Here in the United States, I went to high school with the scion of an important American theatrical family, and to college with the nephew of a legendary baseball star. After graduating, I started doing community theater, and I worked with the mother of a rising actor and the sister of a prominent comedian.

Of course, I had a nine-to-five life too, which required me to pick up a business degree. Even there, I learned that one of my textbooks had been written by my boss’s boss’ boss. This created enormous pressure to do well on my exams.

There’s a certain amount of responsibility you carry, you know, when you know people who know people.

The years passed, and I accomplished very little, so it became fairly evident that I would never become “people,” or get to meet “people” in their own spheres.

Two college classmates became stars, but I certainly could not say I knew them. I’d been too mousy to run in their circles, and was fairly sure they’d never remember me should I ever cross their path.

So I guess I forgot about my old desire to be someone who knew people… and that’s when “people” started popping up all over my life.

My best friend, a community theater comrade who went into the same field of “real work,” became a very important person in our industry. Another friend became a well-respected jazz singer, whose voice could be heard over the radio and in many fine clubs. A dear friend’s daughter became a Broadway star. My cousin started a tiny little enterprise in her kitchen and became one of New Jersey’s most prominent businesswomen. Knowing any of these people gives a person automatic clout… but God bless them, they’re as down-to-earth as they’ve ever been, and gracious enough to continue letting me enjoy their company.

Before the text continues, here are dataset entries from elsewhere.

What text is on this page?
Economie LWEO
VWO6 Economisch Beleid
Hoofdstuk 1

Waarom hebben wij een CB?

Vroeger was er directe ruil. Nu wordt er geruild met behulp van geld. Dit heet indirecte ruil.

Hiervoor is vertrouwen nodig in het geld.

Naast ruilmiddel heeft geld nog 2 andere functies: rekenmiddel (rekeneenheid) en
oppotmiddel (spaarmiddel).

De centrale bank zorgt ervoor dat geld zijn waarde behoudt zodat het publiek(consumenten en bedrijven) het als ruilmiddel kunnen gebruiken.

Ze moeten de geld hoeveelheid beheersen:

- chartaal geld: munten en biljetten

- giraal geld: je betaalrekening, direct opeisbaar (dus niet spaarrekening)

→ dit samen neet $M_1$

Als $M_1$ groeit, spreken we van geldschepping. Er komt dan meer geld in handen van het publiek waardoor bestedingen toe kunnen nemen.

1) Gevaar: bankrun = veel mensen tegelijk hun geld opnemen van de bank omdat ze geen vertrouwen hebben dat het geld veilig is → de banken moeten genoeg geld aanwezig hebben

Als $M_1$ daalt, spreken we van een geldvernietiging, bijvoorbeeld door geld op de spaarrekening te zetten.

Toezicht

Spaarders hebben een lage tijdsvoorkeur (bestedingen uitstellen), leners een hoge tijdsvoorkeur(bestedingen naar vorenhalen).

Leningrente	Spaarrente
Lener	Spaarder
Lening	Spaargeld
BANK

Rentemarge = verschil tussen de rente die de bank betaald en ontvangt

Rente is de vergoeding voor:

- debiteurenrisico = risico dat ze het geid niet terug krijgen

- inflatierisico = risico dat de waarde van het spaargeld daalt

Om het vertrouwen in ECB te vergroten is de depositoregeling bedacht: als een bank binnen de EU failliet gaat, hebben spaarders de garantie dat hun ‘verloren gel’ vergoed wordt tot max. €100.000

About ten years ago, my son developed a truly outstanding singing voice, and spent his late teens and early twenties being mentored by some of this world’s most important singers… people who have graced the stages of The Met, La Scala, and every important opera house on the globe. These amazing people not only befriended him; they welcomed me into their lives, and made fantasy into reality, sitting with me in Manhattan, chatting and sipping that glass of wine.

I thought about this yesterday, as I sat reading a wonderful book of poetry written by another very dear friend, who was once my high school English teacher. I know people. I know important, talented, successful and amazing people.

But you know what? I’ve always known people. I know mothers and fathers who bring children into this world and raise them to become unique human beings. I know lawyers who get people out of trouble… mechanics who perform the wizardry that keeps everyone safe on the roads… teachers who expand minds with knowledge… psychologists who bring tranquility to troubled minds… storekeepers who enable others to acquire the goods they need… doctors who heal… scientists who make discoveries… clergy who save souls.

It seems I had to get to know people before I realized that I’d known people all along.

I’m very impressed at this point.

One thought on “I know people.

  1. The best thing about getting old is gaining wisdom and the ability to look back at our lives objectively and not get upset with ourselves for the decisions we made in our youth because we’re still standing!